Pada perkara ini, Aufaa Luqmana menguji konstitusionalitas Pasal 7 ayat (2) huruf e Undang-Undang Nomor 10 Tahun 2016 tentang Pemilihan Gubernur, Bupati, dan Wali Kota (UU Pilkada).
Pemohon mendalilkan, pasal tersebut tidak menentukan titik penghitungan pada tahapan mana syarat usia paling rendah 30 tahun untuk calon gubernur dan wakil gubernur dan 25 tahun untuk calon bupati dan wakil bupati atau calon wali kota dan wakil wali kota.

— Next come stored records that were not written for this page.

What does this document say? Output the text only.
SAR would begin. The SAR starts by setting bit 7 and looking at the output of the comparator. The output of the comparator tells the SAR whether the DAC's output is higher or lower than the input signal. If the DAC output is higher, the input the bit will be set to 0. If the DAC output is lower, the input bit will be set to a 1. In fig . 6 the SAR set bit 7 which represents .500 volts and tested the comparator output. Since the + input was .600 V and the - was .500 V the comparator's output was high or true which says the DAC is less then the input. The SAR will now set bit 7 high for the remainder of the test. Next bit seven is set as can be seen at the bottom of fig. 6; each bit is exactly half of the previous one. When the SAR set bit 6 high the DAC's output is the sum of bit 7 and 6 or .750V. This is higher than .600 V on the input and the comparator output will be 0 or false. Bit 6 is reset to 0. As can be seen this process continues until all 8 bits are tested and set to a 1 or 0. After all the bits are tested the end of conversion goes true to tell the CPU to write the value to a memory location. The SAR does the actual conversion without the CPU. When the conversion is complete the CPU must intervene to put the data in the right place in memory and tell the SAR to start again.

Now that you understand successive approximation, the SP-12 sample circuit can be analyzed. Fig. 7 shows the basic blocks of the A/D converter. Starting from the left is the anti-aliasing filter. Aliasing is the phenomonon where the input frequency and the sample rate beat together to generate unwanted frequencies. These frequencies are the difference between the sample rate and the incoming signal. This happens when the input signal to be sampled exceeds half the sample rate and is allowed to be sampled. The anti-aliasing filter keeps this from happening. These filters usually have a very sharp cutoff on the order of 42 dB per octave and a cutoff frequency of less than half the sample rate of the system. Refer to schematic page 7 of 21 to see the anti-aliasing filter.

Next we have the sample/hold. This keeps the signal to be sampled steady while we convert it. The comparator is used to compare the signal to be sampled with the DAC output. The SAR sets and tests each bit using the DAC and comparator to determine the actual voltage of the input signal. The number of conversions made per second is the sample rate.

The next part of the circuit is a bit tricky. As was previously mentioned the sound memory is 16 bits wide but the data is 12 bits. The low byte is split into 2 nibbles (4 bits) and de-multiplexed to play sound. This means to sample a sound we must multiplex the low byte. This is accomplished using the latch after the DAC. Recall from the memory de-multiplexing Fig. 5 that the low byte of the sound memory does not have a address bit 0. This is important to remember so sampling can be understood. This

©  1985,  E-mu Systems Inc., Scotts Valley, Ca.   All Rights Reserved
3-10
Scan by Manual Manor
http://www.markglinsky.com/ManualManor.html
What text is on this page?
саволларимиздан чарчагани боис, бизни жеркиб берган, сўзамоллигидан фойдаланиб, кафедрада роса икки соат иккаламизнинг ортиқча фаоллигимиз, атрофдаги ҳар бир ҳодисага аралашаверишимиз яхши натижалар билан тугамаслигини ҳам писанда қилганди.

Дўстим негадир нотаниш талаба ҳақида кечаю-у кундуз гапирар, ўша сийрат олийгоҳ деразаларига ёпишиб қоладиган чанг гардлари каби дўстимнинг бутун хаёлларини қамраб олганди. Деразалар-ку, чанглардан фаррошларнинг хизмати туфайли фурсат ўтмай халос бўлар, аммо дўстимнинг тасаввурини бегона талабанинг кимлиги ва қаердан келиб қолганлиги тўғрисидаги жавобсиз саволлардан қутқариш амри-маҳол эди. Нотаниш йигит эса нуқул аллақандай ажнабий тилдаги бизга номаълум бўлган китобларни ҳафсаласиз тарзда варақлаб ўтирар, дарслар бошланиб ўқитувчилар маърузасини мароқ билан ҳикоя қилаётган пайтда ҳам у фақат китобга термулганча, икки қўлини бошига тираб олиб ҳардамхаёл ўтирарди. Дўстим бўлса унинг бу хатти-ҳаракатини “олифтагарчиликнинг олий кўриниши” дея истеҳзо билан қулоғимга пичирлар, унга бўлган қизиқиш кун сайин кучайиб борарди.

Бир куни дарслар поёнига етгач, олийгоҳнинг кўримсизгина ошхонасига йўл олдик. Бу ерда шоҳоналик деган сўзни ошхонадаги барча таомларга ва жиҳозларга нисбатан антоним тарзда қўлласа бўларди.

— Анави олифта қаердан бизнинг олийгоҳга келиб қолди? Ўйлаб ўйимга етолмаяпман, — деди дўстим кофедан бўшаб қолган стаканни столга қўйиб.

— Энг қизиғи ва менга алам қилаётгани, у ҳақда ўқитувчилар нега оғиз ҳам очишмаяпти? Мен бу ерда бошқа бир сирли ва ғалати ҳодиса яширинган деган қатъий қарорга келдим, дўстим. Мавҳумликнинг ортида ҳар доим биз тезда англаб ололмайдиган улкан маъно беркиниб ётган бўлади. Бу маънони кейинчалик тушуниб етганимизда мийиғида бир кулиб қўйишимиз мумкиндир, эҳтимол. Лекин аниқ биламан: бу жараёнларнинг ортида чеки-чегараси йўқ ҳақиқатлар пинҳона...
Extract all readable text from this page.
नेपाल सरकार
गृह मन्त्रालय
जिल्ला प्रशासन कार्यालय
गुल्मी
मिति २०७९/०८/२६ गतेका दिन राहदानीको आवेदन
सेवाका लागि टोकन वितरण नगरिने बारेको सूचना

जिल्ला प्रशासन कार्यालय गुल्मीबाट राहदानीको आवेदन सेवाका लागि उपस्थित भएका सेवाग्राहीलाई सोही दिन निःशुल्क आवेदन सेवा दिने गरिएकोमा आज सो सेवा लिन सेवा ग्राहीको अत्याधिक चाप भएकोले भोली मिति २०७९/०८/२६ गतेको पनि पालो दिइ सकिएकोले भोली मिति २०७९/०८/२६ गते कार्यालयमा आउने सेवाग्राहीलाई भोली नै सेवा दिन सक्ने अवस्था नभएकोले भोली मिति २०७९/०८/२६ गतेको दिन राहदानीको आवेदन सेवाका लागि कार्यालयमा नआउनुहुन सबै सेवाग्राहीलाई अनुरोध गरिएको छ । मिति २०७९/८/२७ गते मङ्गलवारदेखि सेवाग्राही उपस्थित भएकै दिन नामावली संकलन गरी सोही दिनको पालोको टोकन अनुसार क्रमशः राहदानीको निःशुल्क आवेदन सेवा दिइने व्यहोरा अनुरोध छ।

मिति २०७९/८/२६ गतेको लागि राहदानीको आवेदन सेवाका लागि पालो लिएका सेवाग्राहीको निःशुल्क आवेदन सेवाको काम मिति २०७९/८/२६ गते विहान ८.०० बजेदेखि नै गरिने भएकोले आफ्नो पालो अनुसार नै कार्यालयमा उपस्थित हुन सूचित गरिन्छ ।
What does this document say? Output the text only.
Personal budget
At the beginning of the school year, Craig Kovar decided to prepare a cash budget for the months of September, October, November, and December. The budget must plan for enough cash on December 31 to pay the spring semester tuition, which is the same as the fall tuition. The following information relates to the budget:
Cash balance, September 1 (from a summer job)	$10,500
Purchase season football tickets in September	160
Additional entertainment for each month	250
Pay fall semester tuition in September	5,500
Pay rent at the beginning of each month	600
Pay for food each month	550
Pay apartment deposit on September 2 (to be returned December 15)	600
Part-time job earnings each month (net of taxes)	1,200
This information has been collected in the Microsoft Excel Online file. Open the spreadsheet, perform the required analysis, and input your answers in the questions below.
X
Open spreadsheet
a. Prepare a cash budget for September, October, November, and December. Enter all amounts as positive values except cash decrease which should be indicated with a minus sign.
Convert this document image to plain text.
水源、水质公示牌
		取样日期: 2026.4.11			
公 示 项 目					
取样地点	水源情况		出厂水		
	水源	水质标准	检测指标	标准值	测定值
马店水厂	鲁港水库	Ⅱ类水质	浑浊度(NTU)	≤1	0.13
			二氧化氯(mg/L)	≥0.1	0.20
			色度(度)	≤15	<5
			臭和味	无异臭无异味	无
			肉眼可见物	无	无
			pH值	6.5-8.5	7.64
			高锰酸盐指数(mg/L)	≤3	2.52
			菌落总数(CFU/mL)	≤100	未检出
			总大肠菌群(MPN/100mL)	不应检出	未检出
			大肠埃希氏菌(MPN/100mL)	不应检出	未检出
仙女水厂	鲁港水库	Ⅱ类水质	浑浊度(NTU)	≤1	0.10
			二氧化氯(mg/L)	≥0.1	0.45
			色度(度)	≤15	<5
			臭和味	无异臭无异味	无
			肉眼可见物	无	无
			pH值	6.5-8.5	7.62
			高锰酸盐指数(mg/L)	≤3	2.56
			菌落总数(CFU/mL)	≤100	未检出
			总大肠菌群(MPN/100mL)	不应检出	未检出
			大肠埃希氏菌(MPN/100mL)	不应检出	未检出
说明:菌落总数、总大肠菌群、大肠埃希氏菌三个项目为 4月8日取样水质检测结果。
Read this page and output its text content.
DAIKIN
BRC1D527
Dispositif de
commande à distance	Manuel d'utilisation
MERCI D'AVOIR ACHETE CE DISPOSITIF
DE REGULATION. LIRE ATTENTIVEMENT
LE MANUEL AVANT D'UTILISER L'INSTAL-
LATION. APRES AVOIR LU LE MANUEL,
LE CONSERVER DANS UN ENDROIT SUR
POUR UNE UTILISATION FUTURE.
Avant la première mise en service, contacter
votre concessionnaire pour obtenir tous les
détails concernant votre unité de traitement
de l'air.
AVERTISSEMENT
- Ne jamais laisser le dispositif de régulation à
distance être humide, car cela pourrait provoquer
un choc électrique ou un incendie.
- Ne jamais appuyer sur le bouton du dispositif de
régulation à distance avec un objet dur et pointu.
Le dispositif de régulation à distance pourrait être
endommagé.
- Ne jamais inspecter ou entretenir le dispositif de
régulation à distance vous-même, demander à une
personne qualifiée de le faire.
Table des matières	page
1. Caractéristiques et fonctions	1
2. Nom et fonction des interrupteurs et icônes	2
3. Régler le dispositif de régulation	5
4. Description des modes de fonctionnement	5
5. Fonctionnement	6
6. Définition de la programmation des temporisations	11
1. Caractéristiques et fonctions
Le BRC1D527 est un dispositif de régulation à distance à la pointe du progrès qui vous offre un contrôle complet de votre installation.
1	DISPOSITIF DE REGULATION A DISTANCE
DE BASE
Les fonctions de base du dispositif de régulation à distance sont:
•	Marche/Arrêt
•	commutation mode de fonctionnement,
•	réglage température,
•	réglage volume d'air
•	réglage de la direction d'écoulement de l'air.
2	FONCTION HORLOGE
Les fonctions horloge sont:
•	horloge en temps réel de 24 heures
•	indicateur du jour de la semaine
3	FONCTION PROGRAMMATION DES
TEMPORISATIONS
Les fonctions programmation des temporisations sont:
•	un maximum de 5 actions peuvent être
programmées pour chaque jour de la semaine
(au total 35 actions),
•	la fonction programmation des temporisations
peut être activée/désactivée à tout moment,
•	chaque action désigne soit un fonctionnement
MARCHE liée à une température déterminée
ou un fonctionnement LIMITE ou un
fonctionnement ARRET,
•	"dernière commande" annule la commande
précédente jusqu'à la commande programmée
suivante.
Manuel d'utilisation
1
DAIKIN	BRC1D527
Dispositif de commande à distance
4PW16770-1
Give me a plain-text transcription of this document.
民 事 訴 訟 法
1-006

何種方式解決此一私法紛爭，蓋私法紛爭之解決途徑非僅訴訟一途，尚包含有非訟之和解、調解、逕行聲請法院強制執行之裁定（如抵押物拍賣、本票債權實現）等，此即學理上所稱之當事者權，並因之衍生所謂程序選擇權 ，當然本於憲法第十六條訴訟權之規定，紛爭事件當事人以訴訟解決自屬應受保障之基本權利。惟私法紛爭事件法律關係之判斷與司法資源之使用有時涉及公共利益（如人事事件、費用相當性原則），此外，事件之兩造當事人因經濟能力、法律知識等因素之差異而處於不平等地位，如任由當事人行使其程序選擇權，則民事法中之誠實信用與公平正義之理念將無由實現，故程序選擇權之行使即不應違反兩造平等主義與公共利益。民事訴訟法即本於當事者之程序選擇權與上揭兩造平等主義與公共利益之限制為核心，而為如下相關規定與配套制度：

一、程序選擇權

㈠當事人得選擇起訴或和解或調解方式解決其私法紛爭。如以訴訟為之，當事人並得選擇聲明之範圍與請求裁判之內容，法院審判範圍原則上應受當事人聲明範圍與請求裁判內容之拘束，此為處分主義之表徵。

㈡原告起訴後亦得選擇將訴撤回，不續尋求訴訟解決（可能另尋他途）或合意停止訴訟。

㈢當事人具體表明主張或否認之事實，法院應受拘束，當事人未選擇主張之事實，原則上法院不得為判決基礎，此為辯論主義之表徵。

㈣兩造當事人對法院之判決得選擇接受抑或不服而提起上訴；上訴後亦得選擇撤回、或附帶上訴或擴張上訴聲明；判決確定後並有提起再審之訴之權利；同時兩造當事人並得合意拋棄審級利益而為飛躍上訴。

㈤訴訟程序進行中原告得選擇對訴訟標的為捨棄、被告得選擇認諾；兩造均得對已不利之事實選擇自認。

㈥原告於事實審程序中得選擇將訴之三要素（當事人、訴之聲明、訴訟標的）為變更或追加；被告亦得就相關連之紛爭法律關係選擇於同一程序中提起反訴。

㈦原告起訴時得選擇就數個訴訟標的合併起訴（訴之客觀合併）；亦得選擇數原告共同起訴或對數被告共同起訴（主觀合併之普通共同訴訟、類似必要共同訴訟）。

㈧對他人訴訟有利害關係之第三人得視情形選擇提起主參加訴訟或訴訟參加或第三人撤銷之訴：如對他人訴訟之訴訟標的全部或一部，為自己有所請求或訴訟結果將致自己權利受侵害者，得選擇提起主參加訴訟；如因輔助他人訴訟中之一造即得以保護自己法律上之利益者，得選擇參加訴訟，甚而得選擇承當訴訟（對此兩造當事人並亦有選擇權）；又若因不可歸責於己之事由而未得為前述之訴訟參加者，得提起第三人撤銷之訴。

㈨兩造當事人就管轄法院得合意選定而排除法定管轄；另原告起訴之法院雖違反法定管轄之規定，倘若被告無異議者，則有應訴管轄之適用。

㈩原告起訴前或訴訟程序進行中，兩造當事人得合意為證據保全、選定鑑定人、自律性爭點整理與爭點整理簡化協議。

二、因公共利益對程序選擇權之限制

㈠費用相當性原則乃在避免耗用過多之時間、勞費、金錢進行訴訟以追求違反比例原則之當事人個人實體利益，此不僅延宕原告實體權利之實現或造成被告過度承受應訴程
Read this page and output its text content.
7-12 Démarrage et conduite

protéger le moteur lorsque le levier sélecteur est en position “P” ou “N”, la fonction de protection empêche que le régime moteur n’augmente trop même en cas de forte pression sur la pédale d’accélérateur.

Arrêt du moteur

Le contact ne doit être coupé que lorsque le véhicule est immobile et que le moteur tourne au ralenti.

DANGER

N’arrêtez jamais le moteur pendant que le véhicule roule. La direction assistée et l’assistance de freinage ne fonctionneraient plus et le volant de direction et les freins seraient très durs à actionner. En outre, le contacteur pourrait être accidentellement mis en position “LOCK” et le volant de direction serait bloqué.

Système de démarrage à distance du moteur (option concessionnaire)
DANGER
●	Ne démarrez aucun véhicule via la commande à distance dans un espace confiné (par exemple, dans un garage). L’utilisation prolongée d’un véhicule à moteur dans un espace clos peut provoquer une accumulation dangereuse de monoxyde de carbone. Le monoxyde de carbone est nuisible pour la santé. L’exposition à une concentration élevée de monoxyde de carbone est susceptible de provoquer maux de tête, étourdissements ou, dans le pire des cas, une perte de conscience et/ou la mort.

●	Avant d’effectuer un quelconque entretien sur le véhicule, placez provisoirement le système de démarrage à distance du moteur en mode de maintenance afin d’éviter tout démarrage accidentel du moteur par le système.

Sebagai pemilih pada Pemilihan Gubernur Jawa Tengah 2024, pemohon merasa dirugikan hak konstitusionalnya apabila ketentuan umur pada pasal yang diuji dimaknai sesuka hati.
“Aturan yang tidak memberikan kepastian hukum dimanfaatkan oleh beberapa orang untuk mendukung Kaesang Pangarep menjadi Gubernur Jawa Tengah yang sebenarnya belum memenuhi persyaratan Pilkada Gubernur 2024,” kata Aufaa.
Menurut dia, syarat usia calon kepala daerah pada pasal diuji seharusnya terhitung pada saat pemungutan suara dilakukan. Pemungutan suara dinilai sebagai titik akhir perdebatan makna umur karena pada tahapan itu para kontestan pilkada masih berstatus pasangan calon.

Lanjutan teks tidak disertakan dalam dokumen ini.